Turkey's Foreign Ministry confirmed late Tuesday that four Turkish citizens were among the dead, and the killings have infuriated one of Israel’s closest Muslim allies, straining relations between the two countries. In a speech to parliament on Tuesday, Turkish Prime Minister Recep Tayyip Erdogan called the Israeli raid a “bloody massacre”, and warned Israel of irreparable consequences to their bilateral ties.
Ankara sent three planes to Israel to fetch wounded activists, which are expected to bring back some 20 Turkish citizens.
Growing calls for an international probe
But controversy is still raging over why Israeli commandos opened fire with live ammunition aboard the flotilla, even as Israeli diplomats, who have expressed regret over the loss of life, worked to calm international outrage.
At the end of a mammoth emergency session, which ended early Tuesday, the UN Security Council issued a statement calling for a prompt and impartial investigation into the incident and requesting the immediate release of all ships and civilians held by Israel.
The UN Human Rights Council is also due to hold an emergency session Tuesday afternoon, following a request made by members of the Arab League and the Organisation of Islamic Conference. According to a draft resolution, Muslim nations will ask for an “independent international fact-finding mission”.

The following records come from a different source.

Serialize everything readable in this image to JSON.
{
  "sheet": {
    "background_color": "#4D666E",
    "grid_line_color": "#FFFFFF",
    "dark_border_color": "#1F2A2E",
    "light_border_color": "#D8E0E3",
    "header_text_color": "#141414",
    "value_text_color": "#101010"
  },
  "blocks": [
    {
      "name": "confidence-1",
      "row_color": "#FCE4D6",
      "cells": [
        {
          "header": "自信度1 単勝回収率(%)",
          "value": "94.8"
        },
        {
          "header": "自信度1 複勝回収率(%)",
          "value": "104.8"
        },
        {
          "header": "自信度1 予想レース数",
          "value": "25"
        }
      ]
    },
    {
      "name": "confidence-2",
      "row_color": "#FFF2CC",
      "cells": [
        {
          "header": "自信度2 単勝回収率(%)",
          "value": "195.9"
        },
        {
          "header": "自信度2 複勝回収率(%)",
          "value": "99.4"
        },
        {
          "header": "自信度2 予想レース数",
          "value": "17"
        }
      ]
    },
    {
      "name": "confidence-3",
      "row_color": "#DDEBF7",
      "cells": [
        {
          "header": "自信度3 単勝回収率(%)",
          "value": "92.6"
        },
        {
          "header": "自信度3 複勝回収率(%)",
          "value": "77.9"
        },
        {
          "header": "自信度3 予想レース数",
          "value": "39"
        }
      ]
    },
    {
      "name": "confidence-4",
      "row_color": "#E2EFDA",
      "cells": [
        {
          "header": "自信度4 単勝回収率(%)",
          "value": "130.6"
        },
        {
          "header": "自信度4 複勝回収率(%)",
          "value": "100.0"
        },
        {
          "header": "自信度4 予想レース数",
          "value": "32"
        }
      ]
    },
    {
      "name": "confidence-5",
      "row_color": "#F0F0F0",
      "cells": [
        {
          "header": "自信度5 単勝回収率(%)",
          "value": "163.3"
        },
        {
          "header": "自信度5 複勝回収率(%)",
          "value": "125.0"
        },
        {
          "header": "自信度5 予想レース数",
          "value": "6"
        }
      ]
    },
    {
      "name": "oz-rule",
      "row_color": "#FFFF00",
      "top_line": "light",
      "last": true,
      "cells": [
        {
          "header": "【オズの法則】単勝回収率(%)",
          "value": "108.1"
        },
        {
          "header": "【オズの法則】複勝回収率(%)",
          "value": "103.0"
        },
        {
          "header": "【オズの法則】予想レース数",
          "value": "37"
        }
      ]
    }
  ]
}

Focus on the Gaza blockade
The growing diplomatic crisis will ultimately put the spotlight back on the controversial Israeli blockade of Gaza.
Amid mounting international criticism of the blockade which has been in place since the Palestinian Islamist Hamas group took control of the Strip in 2007, Egypt temporarily opened its Rafah border crossing with Gaza. The Rafah crossing is the only point on Gaza's borders that is not fully controlled by Israel.
The International Crisis Group (ICG), a Brussels-based think-tank, called for a complete change of international policy toward Gaza and Hamas.
"Many in the international community have been complicit in a policy that aimed at isolating Gaza in the hope of weakening Hamas. This policy is morally appalling and politically self-defeating . . . Yet it has persisted regardless of evident failure," said the ICG statement.
Israeli Prime Minister Benjamin Netanyahu has confirmed that he will maintain the three-year-old embargo against the Hamas-run enclave. His pledge could soon be tested, however, as another aid ship, the MV Rachel Corrie, is likely to reach Gazan water by Wednesday, according to Israel’s Army Radio.
An Israeli commander told the station that his men were “ready” to intercept the ship.